En 1978, deux personnes talentueuses, Chris Curry et Hermann Hauser, ont cofondé Acorn Computers, une startup basée à Cambridge qui a connu des débuts modestes et a décroché un contrat de fabrication pour BBC Micro. Le BBC Micro fait partie d'une initiative du gouvernement britannique visant à ce que chaque classe ait besoin d'un ordinateur.

Acorn Computers a peut-être pensé que c'était une victoire pour eux, mais il s'est avéré que cette petite chose a changé à jamais le paysage technologique. Acorn Computers a finalement décidé de développer son propre processeur, ce qui était du jamais vu pour une petite entreprise.

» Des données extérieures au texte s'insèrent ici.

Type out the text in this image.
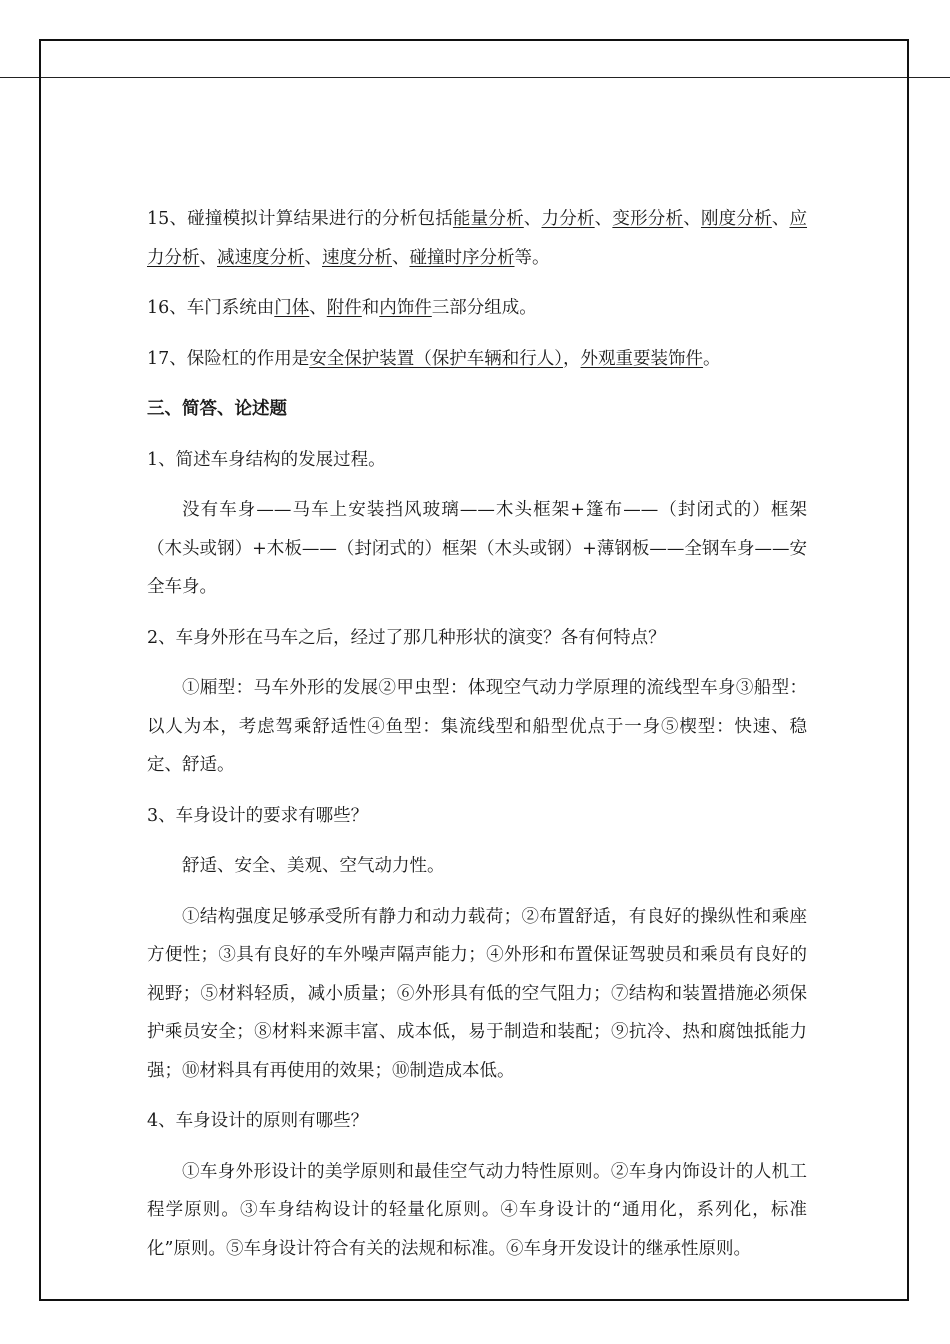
15、碰撞模拟计算结果进行的分析包括能量分析、力分析、变形分析、刚度分析、应力分析、减速度分析、速度分析、碰撞时序分析等。

16、车门系统由门体、附件和内饰件三部分组成。

17、保险杠的作用是安全保护装置（保护车辆和行人），外观重要装饰件。

三、简答、论述题

1、简述车身结构的发展过程。

没有车身——马车上安装挡风玻璃——木头框架+篷布——（封闭式的）框架（木头或钢）+木板——（封闭式的）框架（木头或钢）+薄钢板——全钢车身——安全车身。

2、车身外形在马车之后，经过了那几种形状的演变？各有何特点？

①厢型：马车外形的发展②甲虫型：体现空气动力学原理的流线型车身③船型：以人为本，考虑驾乘舒适性④鱼型：集流线型和船型优点于一身⑤楔型：快速、稳定、舒适。

3、车身设计的要求有哪些？

舒适、安全、美观、空气动力性。

①结构强度足够承受所有静力和动力载荷；②布置舒适，有良好的操纵性和乘座方便性；③具有良好的车外噪声隔声能力；④外形和布置保证驾驶员和乘员有良好的视野；⑤材料轻质，减小质量；⑥外形具有低的空气阻力；⑦结构和装置措施必须保护乘员安全；⑧材料来源丰富、成本低，易于制造和装配；⑨抗冷、热和腐蚀抵能力强；⑩材料具有再使用的效果；⑩制造成本低。

4、车身设计的原则有哪些？

①车身外形设计的美学原则和最佳空气动力特性原则。②车身内饰设计的人机工程学原则。③车身结构设计的轻量化原则。④车身设计的“通用化，系列化，标准化”原则。⑤车身设计符合有关的法规和标准。⑥车身开发设计的继承性原则。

En 1980, deux ingénieurs, Sophie Wilson et Steve Furber, furent chargés de concevoir un processeur 32 bits. Bien que des ressources limitées aient freiné leur développement, ARM1 est finalement né en 1985, utilisant seulement 25 000 transistors et utilisant un procédé de 3 microns. L'avantage de cette puce est une consommation d'énergie réduite et d'excellentes performances. Ce n’est qu’un début pour la société britannique de conception de puces. Aujourd'hui, ARM célèbre son 40e anniversaire, avec notamment une étape importante qui restera à jamais gravée dans l'histoire : l'expédition de la 250 milliardième puce en 40 ans.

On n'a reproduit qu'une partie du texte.